Many dairy farms I have visited over the last week have seen a significant response to dosing for worms.
On some farms I have observed all groups of cattle coughing, including calves, replacement heifers and milking cows. Some of this is down to not dosing often enough or under dosing at low rates.
It is easier for a dairy producer to identify a response to dosing as it can be measured in the milk tank on a daily basis. However, in a beef farm measurement is much more difficult, if regular weighing is not being carried out.
Regular dosing of grazing stock is critical in order to control parasites and keep growth rates on target.
Increased stocking rates have also contributed to the parasite burden on many farms.
Stocking up on Straw
Straw is as an excellent roughage source for cattle as it promotes better rumen function than any other forage source. Calves certainly perform significantly better when fed straw as it doesn’t give them “pot bellies”, like those fed hay.

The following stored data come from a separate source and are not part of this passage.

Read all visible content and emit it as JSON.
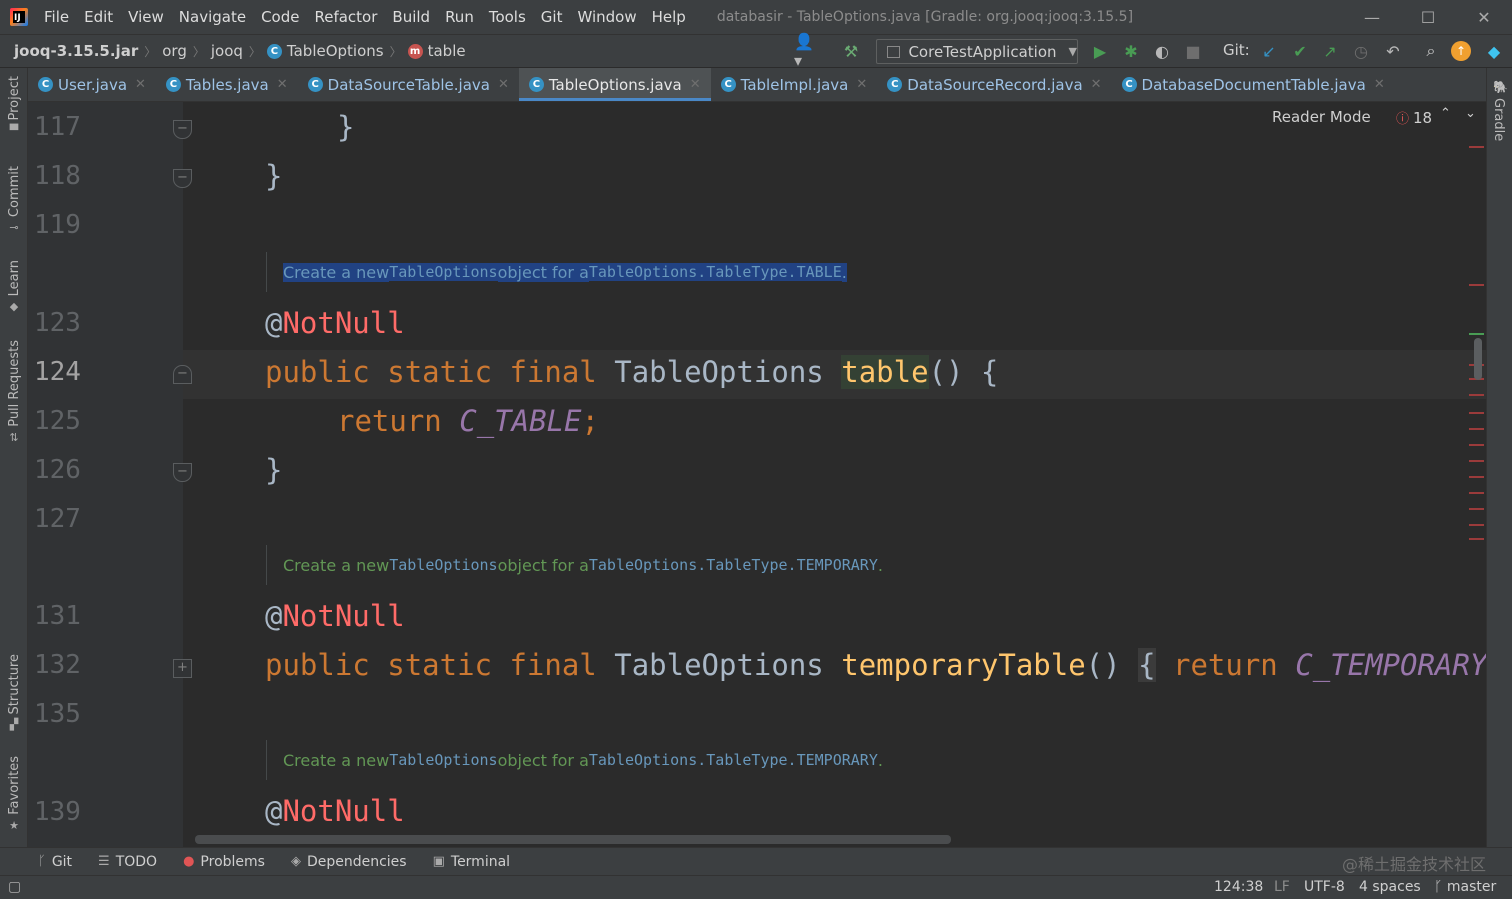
{
  "menu": {
    "items": [
      "File",
      "Edit",
      "View",
      "Navigate",
      "Code",
      "Refactor",
      "Build",
      "Run",
      "Tools",
      "Git",
      "Window",
      "Help"
    ],
    "window_title": "databasir - TableOptions.java [Gradle: org.jooq:jooq:3.15.5]",
    "logo_text": "IJ"
  },
  "window_controls": {
    "minimize": "—",
    "maximize": "☐",
    "close": "✕"
  },
  "breadcrumb": {
    "jar": "jooq-3.15.5.jar",
    "pkg1": "org",
    "pkg2": "jooq",
    "class": "TableOptions",
    "method": "table"
  },
  "toolbar": {
    "run_config": "CoreTestApplication",
    "git_label": "Git:"
  },
  "tabs": [
    {
      "label": "User.java"
    },
    {
      "label": "Tables.java"
    },
    {
      "label": "DataSourceTable.java"
    },
    {
      "label": "TableOptions.java",
      "active": true
    },
    {
      "label": "TableImpl.java"
    },
    {
      "label": "DataSourceRecord.java"
    },
    {
      "label": "DatabaseDocumentTable.java"
    }
  ],
  "tool_windows_left": [
    "Project",
    "Commit",
    "Learn",
    "Pull Requests",
    "Structure",
    "Favorites"
  ],
  "tool_windows_right": [
    "Gradle"
  ],
  "editor": {
    "reader_mode": "Reader Mode",
    "problems_count": "18",
    "line_numbers": {
      "l117": "117",
      "l118": "118",
      "l119": "119",
      "l123": "123",
      "l124": "124",
      "l125": "125",
      "l126": "126",
      "l127": "127",
      "l131": "131",
      "l132": "132",
      "l135": "135",
      "l139": "139"
    },
    "code": {
      "brace_117": "}",
      "brace_118": "}",
      "doc1": {
        "a": "Create a new ",
        "b": "TableOptions",
        "c": " object for a ",
        "d": "TableOptions.TableType.TABLE",
        "e": "."
      },
      "ann_at": "@",
      "ann_name": "NotNull",
      "kw_public": "public",
      "kw_static": "static",
      "kw_final": "final",
      "type": "TableOptions",
      "method_table": "table",
      "parens_open": "() {",
      "kw_return": "return",
      "const_table": "C_TABLE",
      "semicolon": ";",
      "brace_126": "}",
      "doc2": {
        "a": "Create a new ",
        "b": "TableOptions",
        "c": " object for a ",
        "d": "TableOptions.TableType.TEMPORARY",
        "e": "."
      },
      "method_temp": "temporaryTable",
      "parens": "()",
      "open_brace": "{",
      "const_temp": "C_TEMPORARY",
      "doc3": {
        "a": "Create a new ",
        "b": "TableOptions",
        "c": " object for a ",
        "d": "TableOptions.TableType.TEMPORARY",
        "e": "."
      }
    }
  },
  "bottom_tools": [
    {
      "label": "Git",
      "icon": "git-branch-icon"
    },
    {
      "label": "TODO",
      "icon": "list-icon"
    },
    {
      "label": "Problems",
      "icon": "error-icon"
    },
    {
      "label": "Dependencies",
      "icon": "layers-icon"
    },
    {
      "label": "Terminal",
      "icon": "terminal-icon"
    }
  ],
  "watermark": "@稀土掘金技术社区",
  "status": {
    "position": "124:38",
    "line_sep": "LF",
    "encoding": "UTF-8",
    "indent": "4 spaces",
    "branch": "master"
  },
  "colors": {
    "editor_bg": "#2b2b2b",
    "keyword": "#cc7832",
    "annotation": "#bbb529",
    "method": "#ffc66d",
    "constant": "#9876aa",
    "doc_comment": "#629755",
    "accent": "#4a88c7"
  }
}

Wheaten, Barley, Oaten and Rape straw are all excellent sources of fibre and will all be fed this winter on many farms to supplement grass silage. One issue which pops up every year is the variation in the weight of bales. Before you buy bales get an approximate weight to see what you are getting for your money.
Compare the options available to you and make your purchasing decision based on the lowest cost per tonne of straw according to bale weight. If you have capacity to store straw it is best value straight from the field.